Waiter-Client and Client-Waiter Hamiltonicity games on random graphs

We study two types of two player, perfect information games with no chance moves, played on the edge set of the binomial random graph ${\mathcal G}(n,p)$. In each round of the $(1 : q)$ Waiter-Client Hamiltonicity game, the first player, called Waiter, offers the second player, called Client, $q+1$ edges of ${\mathcal G}(n,p)$ which have not been offered previously. Client then chooses one of these edges, which he claims, and the remaining $q$ edges go back to Waiter. Waiter wins this game if by the time every edge of ${\mathcal G}(n,p)$ has been claimed by some player, the graph consisting of Client's edges is Hamiltonian; otherwise Client is the winner.

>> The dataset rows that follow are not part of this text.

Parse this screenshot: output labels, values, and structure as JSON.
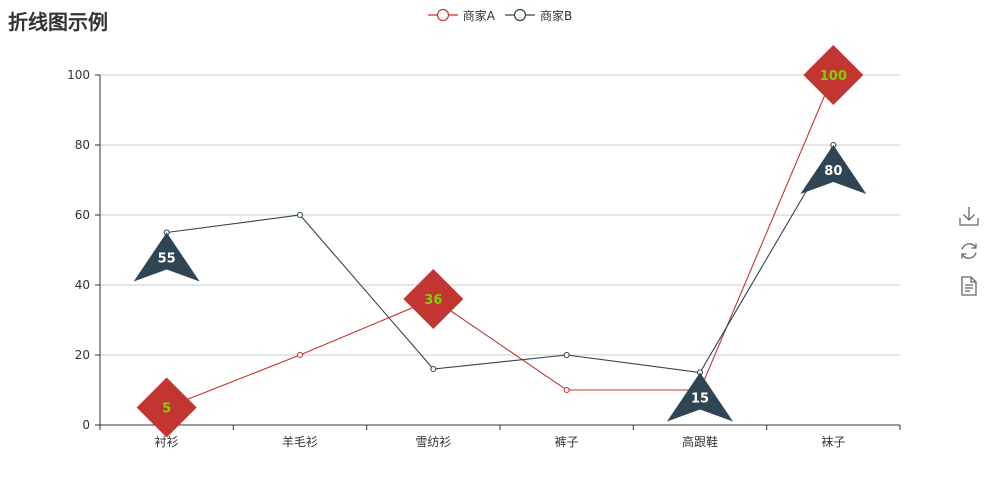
{
  "chart_data": {
    "type": "line",
    "title": "折线图示例",
    "categories": [
      "衬衫",
      "羊毛衫",
      "雪纺衫",
      "裤子",
      "高跟鞋",
      "袜子"
    ],
    "ylim": [
      0,
      100
    ],
    "yticks": [
      0,
      20,
      40,
      60,
      80,
      100
    ],
    "grid": true,
    "legend_position": "top-center",
    "series": [
      {
        "name": "商家A",
        "color": "#c23531",
        "values": [
          5,
          20,
          36,
          10,
          10,
          100
        ],
        "mark_points": [
          {
            "category": "衬衫",
            "value": 5
          },
          {
            "category": "雪纺衫",
            "value": 36
          },
          {
            "category": "袜子",
            "value": 100
          }
        ],
        "mark_symbol": "diamond",
        "mark_label_color": "#7fd000"
      },
      {
        "name": "商家B",
        "color": "#2f4554",
        "values": [
          55,
          60,
          16,
          20,
          15,
          80
        ],
        "mark_points": [
          {
            "category": "衬衫",
            "value": 55
          },
          {
            "category": "高跟鞋",
            "value": 15
          },
          {
            "category": "袜子",
            "value": 80
          }
        ],
        "mark_symbol": "arrow",
        "mark_label_color": "#ffffff"
      }
    ]
  },
  "toolbox": {
    "icons": [
      "download-icon",
      "refresh-icon",
      "data-view-icon"
    ]
  }
}
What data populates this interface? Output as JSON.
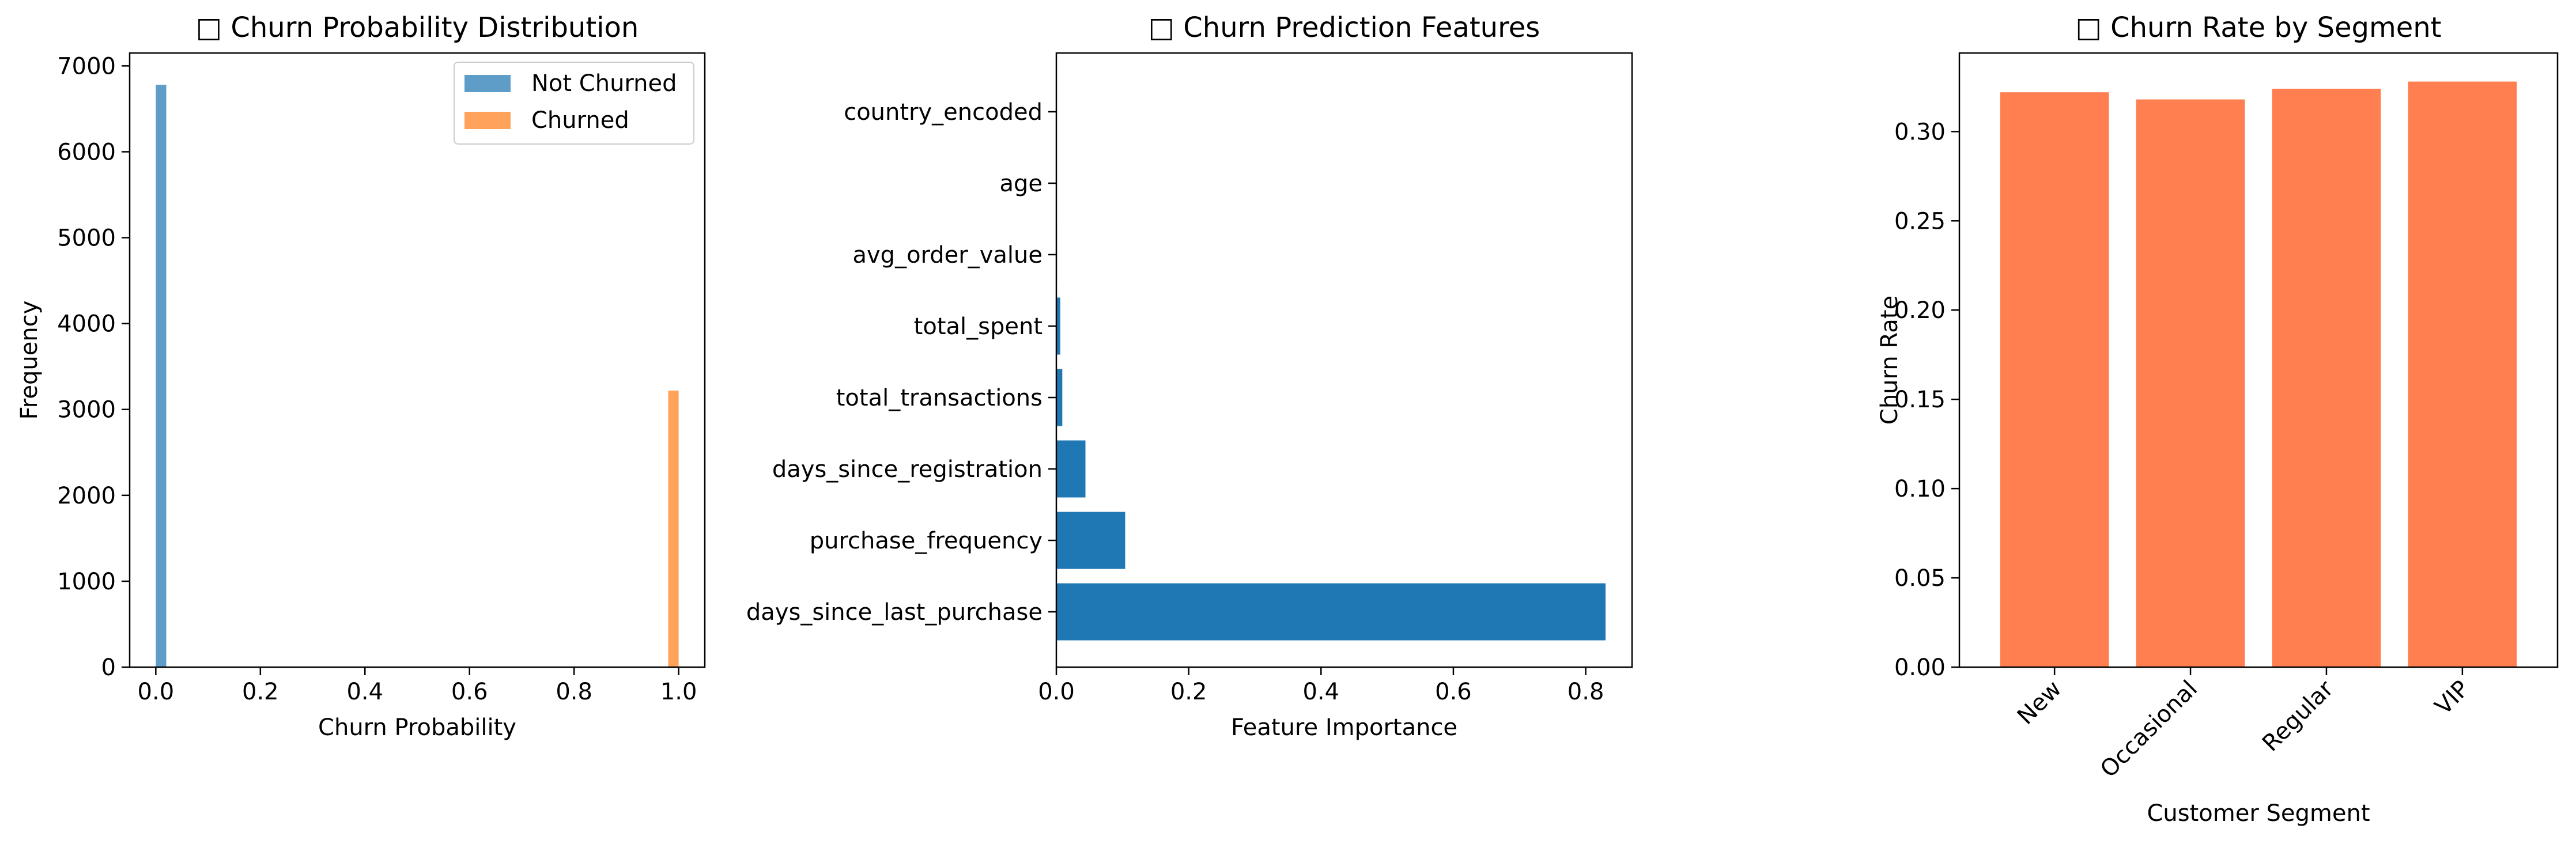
{
  "chart_data": [
    {
      "type": "bar",
      "subtype": "histogram",
      "title": "□ Churn Probability Distribution",
      "xlabel": "Churn Probability",
      "ylabel": "Frequency",
      "xlim": [
        -0.05,
        1.05
      ],
      "ylim": [
        0,
        7150
      ],
      "xticks": [
        0.0,
        0.2,
        0.4,
        0.6,
        0.8,
        1.0
      ],
      "xtick_labels": [
        "0.0",
        "0.2",
        "0.4",
        "0.6",
        "0.8",
        "1.0"
      ],
      "yticks": [
        0,
        1000,
        2000,
        3000,
        4000,
        5000,
        6000,
        7000
      ],
      "ytick_labels": [
        "0",
        "1000",
        "2000",
        "3000",
        "4000",
        "5000",
        "6000",
        "7000"
      ],
      "grid": false,
      "legend": "top-right",
      "series": [
        {
          "name": "Not Churned",
          "color": "#5f9dc9",
          "bins": [
            {
              "x0": 0.0,
              "x1": 0.02,
              "value": 6780
            }
          ]
        },
        {
          "name": "Churned",
          "color": "#ffa35c",
          "bins": [
            {
              "x0": 0.98,
              "x1": 1.0,
              "value": 3220
            }
          ]
        }
      ]
    },
    {
      "type": "bar",
      "orientation": "horizontal",
      "title": "□ Churn Prediction Features",
      "xlabel": "Feature Importance",
      "ylabel": "",
      "xlim": [
        0,
        0.87
      ],
      "xticks": [
        0.0,
        0.2,
        0.4,
        0.6,
        0.8
      ],
      "xtick_labels": [
        "0.0",
        "0.2",
        "0.4",
        "0.6",
        "0.8"
      ],
      "grid": false,
      "color": "#1f77b4",
      "categories": [
        "days_since_last_purchase",
        "purchase_frequency",
        "days_since_registration",
        "total_transactions",
        "total_spent",
        "avg_order_value",
        "age",
        "country_encoded"
      ],
      "values": [
        0.83,
        0.104,
        0.044,
        0.009,
        0.006,
        0.001,
        0.0005,
        0.0003
      ]
    },
    {
      "type": "bar",
      "title": "□ Churn Rate by Segment",
      "xlabel": "Customer Segment",
      "ylabel": "Churn Rate",
      "ylim": [
        0,
        0.344
      ],
      "yticks": [
        0.0,
        0.05,
        0.1,
        0.15,
        0.2,
        0.25,
        0.3
      ],
      "ytick_labels": [
        "0.00",
        "0.05",
        "0.10",
        "0.15",
        "0.20",
        "0.25",
        "0.30"
      ],
      "grid": false,
      "color": "#ff7f50",
      "categories": [
        "New",
        "Occasional",
        "Regular",
        "VIP"
      ],
      "values": [
        0.322,
        0.318,
        0.324,
        0.328
      ]
    }
  ]
}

Client-Waiter games are defined analogously, the main difference being that Client wins the game if his graph is Hamiltonian and Waiter wins otherwise. In this paper we determine a sharp threshold for both games. Namely, for every fixed positive integer $q$, we prove that the smallest edge probability $p$ for which a.a.s. Waiter has a winning strategy for the $(1 : q)$ Waiter-Client Hamiltonicity game is $(1 + o(1)) \log n/n$, and the smallest $p$ for which a.a.s. Client has a winning strategy for the $(1 : q)$ Client-Waiter Hamiltonicity game is $(q + 1 + o(1)) \log n/n$.